Increased business costs will make it more challenging for businesses to drive growth again by recovering volumes, revenue or margins. There will be pressure on some businesses to pass on these increased costs to consumers. Delivering better wages depends on achieving sustained increases in productivity. This has proven to be a challenge over the years.

Availability concerns

More consumers report poorer availability of some food and groceries in-store or online recently (53% vs 47% in January). This has increased the most for hot drinks and medicines.

Poorer availability is impacted by supply chain disruption. In our latest Resilience report: A system under pressure, we highlight the 10 key risks that are likely to put the UK food system under greater pressure in the years to come.

See our full analysis.

Chocolate at Easter

Easter egg buying is being impacted by an increase in global wholesale cocoa prices. Prices reached record levels in January 2024 – over US$5,000 per tonne on the spot market (source: IFS), suggesting inflation of over 120% year on year. Retail prices have also been rising but, so far, nowhere near as much.

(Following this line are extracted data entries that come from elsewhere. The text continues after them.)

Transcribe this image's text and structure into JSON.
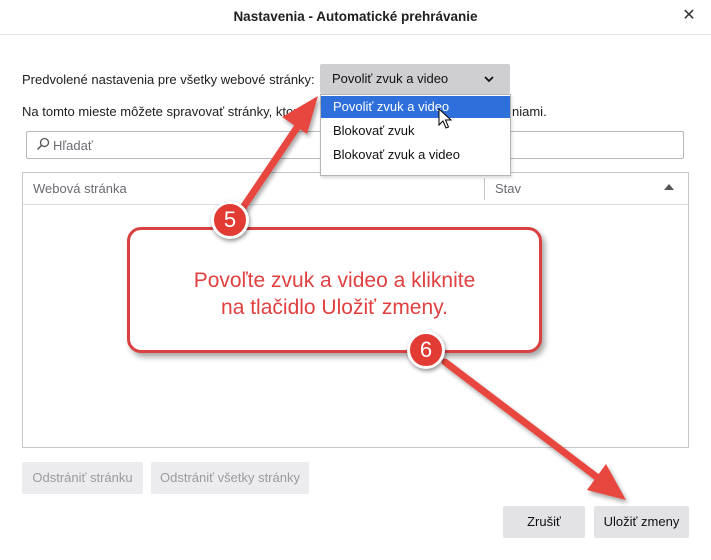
{
  "dialog": {
    "title": "Nastavenia - Automatické prehrávanie",
    "close_glyph": "✕"
  },
  "defaults": {
    "label": "Predvolené nastavenia pre všetky webové stránky:",
    "selected": "Povoliť zvuk a video",
    "chevron_glyph": "⌄",
    "options": [
      "Povoliť zvuk a video",
      "Blokovať zvuk",
      "Blokovať zvuk a video"
    ]
  },
  "manage_text": {
    "visible_start": "Na tomto mieste môžete spravovať stránky, ktoré",
    "visible_end": "niami."
  },
  "search": {
    "placeholder": "Hľadať"
  },
  "table": {
    "columns": [
      "Webová stránka",
      "Stav"
    ],
    "rows": []
  },
  "buttons": {
    "remove_site": "Odstrániť stránku",
    "remove_all": "Odstrániť všetky stránky",
    "cancel": "Zrušiť",
    "save": "Uložiť zmeny"
  },
  "annotations": {
    "badge_5": "5",
    "badge_6": "6",
    "callout_line1": "Povoľte zvuk a video a kliknite",
    "callout_line2": "na tlačidlo Uložiť zmeny.",
    "accent_color": "#e23b33"
  }
}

Global cocoa prices appear to be responding to poor supply, due to unfavourable weather conditions in Western Africa, which accounts for the bulk of supply.

IGD Viewpoint

Global cocoa production is highly concentrated – in 2022, more than half of global production was in Ivory Coast and Ghana (source: FAO). This concentration of production obviously increases vulnerability to natural events, such as the weather conditions we have seen recently; and as with other major crops, cocoa production is likely to be impacted further in the future by climate change.

Tobacco and vapes

The Tobacco and Vapes Bill was introduced to parliament this week. It will make it an offence for anyone born on or after 1 January 2009 to be sold tobacco products and will apply restrictions on flavours, packaging and point of sale displays of vapes.

Sustainable farming

The government is introducing new measures to limit the amount of land farmers can take out of productive actions under the Sustainable Farming Incentive. SFI applicants will only be able to put 25% of their land into six SFI actions that take land out of direct food production.